Article published 4 April 2012

At the UEFA conference in Istanbul, UEFA ratified three more disciplinary measures for clubs that breach FFP rules.  As I outlined in my article on 7 Feb, five measures had previously been agreed at the Nyon Conference in January. The full menu of punishments now reads:

  1. Reprimand / Warning
  2. Fine
  3. Deduction of Points
  4. Withholding of Revenue from UEFA competition
  5. Prohibition to register new players for UEFA competitions;
  6. A restriction on the number of players that a club may register for UEFA competitions
  7. Disqualification from a competition in progress
  8. Exclusion from future competitions
Although the European Commission recently announced their approval of the Financial Fair Play regulations, there is a requirement for the rules and punishments to be applied in a fair and consistent manner.  Deciding which clubs receive which punishments and determining the severity of the punishment for all transgressions is likely to prove extremely problematic for Platini.  The FFP rules contain a huge number of potential transgressions, raging from overspend, to failure to have an under-10 youth team.  Even the financial requirements are wide-ranging and UEFA will be challenged when comparing rule-breaking such as  overspend, failure of an owner to inject equity and failure to be up-to date with taxes.   And once the relative seriousness of the crimes are evaluated, there will be issues to be determined within each crime. For example, should a club overspending by £1m be punished the same as one overspending by £50m?  Exclusion isn't an easily scalable punishment.
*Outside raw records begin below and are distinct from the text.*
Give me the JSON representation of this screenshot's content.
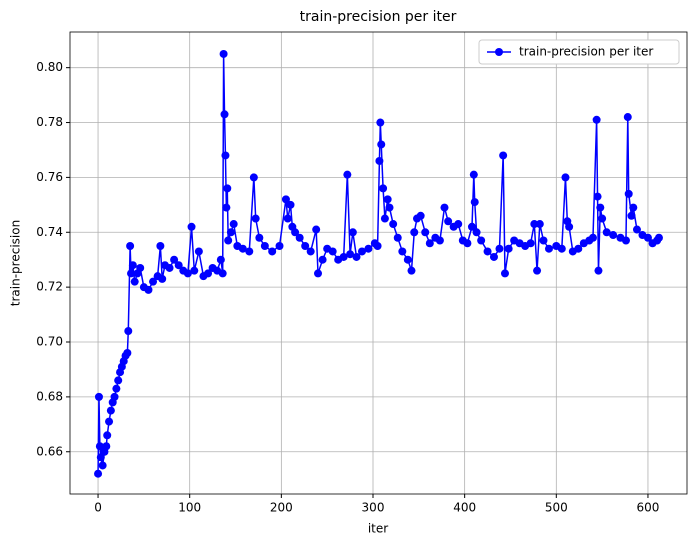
{
  "chart_data": {
    "type": "line",
    "title": "train-precision per iter",
    "x_label": "iter",
    "y_label": "train-precision",
    "xlim": [
      -30.6,
      642.6
    ],
    "ylim": [
      0.6446,
      0.813
    ],
    "xticks": [
      0,
      100,
      200,
      300,
      400,
      500,
      600
    ],
    "yticks": [
      0.66,
      0.68,
      {
        "value": 0.7,
        "label": "0.70"
      },
      0.72,
      0.74,
      0.76,
      0.78,
      {
        "value": 0.8,
        "label": "0.80"
      }
    ],
    "grid": true,
    "legend": "upper right",
    "x": [
      0,
      1,
      2,
      3,
      5,
      7,
      9,
      10,
      12,
      14,
      16,
      18,
      20,
      22,
      24,
      26,
      28,
      30,
      32,
      33,
      35,
      36,
      38,
      40,
      43,
      46,
      50,
      55,
      60,
      65,
      68,
      70,
      73,
      78,
      83,
      88,
      93,
      98,
      102,
      105,
      110,
      115,
      120,
      125,
      130,
      134,
      136,
      137,
      138,
      139,
      140,
      141,
      142,
      145,
      148,
      152,
      158,
      165,
      170,
      172,
      176,
      182,
      190,
      198,
      205,
      207,
      210,
      212,
      215,
      220,
      226,
      232,
      238,
      240,
      245,
      250,
      256,
      262,
      268,
      272,
      275,
      278,
      282,
      288,
      295,
      302,
      305,
      307,
      308,
      309,
      311,
      313,
      316,
      318,
      322,
      327,
      332,
      338,
      342,
      345,
      348,
      352,
      357,
      362,
      368,
      373,
      378,
      382,
      388,
      393,
      398,
      403,
      408,
      410,
      411,
      413,
      418,
      425,
      432,
      438,
      442,
      444,
      448,
      454,
      460,
      466,
      472,
      476,
      479,
      482,
      486,
      492,
      500,
      506,
      510,
      512,
      514,
      518,
      524,
      530,
      536,
      540,
      544,
      545,
      546,
      548,
      550,
      555,
      562,
      570,
      576,
      578,
      579,
      582,
      584,
      588,
      594,
      600,
      605,
      610,
      612
    ],
    "series": [
      {
        "name": "train-precision per iter",
        "color": "#0000ff",
        "values": [
          0.652,
          0.68,
          0.662,
          0.658,
          0.655,
          0.66,
          0.662,
          0.666,
          0.671,
          0.675,
          0.678,
          0.68,
          0.683,
          0.686,
          0.689,
          0.691,
          0.693,
          0.695,
          0.696,
          0.704,
          0.735,
          0.725,
          0.728,
          0.722,
          0.725,
          0.727,
          0.72,
          0.719,
          0.722,
          0.724,
          0.735,
          0.723,
          0.728,
          0.727,
          0.73,
          0.728,
          0.726,
          0.725,
          0.742,
          0.726,
          0.733,
          0.724,
          0.725,
          0.727,
          0.726,
          0.73,
          0.725,
          0.805,
          0.783,
          0.768,
          0.749,
          0.756,
          0.737,
          0.74,
          0.743,
          0.735,
          0.734,
          0.733,
          0.76,
          0.745,
          0.738,
          0.735,
          0.733,
          0.735,
          0.752,
          0.745,
          0.75,
          0.742,
          0.74,
          0.738,
          0.735,
          0.733,
          0.741,
          0.725,
          0.73,
          0.734,
          0.733,
          0.73,
          0.731,
          0.761,
          0.732,
          0.74,
          0.731,
          0.733,
          0.734,
          0.736,
          0.735,
          0.766,
          0.78,
          0.772,
          0.756,
          0.745,
          0.752,
          0.749,
          0.743,
          0.738,
          0.733,
          0.73,
          0.726,
          0.74,
          0.745,
          0.746,
          0.74,
          0.736,
          0.738,
          0.737,
          0.749,
          0.744,
          0.742,
          0.743,
          0.737,
          0.736,
          0.742,
          0.761,
          0.751,
          0.74,
          0.737,
          0.733,
          0.731,
          0.734,
          0.768,
          0.725,
          0.734,
          0.737,
          0.736,
          0.735,
          0.736,
          0.743,
          0.726,
          0.743,
          0.737,
          0.734,
          0.735,
          0.734,
          0.76,
          0.744,
          0.742,
          0.733,
          0.734,
          0.736,
          0.737,
          0.738,
          0.781,
          0.753,
          0.726,
          0.749,
          0.745,
          0.74,
          0.739,
          0.738,
          0.737,
          0.782,
          0.754,
          0.746,
          0.749,
          0.741,
          0.739,
          0.738,
          0.736,
          0.737,
          0.738
        ]
      }
    ]
  }
}
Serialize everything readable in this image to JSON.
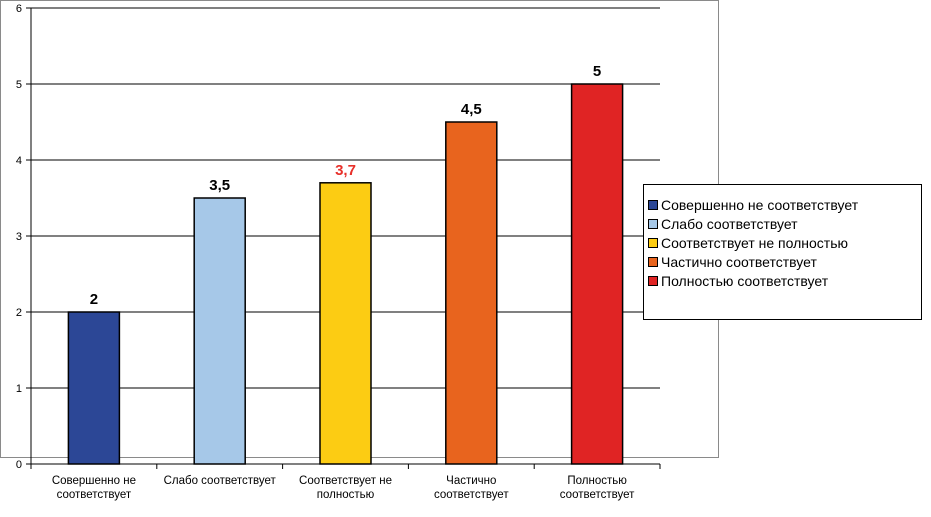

And if the problem isn't difficult enough, UEFA has advised that it is keen to phase-in FFP over the next few years (presumably increasing the severity of the punishments).  When considering this potential minefild, UEFA needs to be mindful that it faces a potential legal challenge if the punishments are not applied fairly and consistently.

Platini has achieved a great deal and surprised many by getting the FFP rules this far - perhaps the hard part is only just beginning.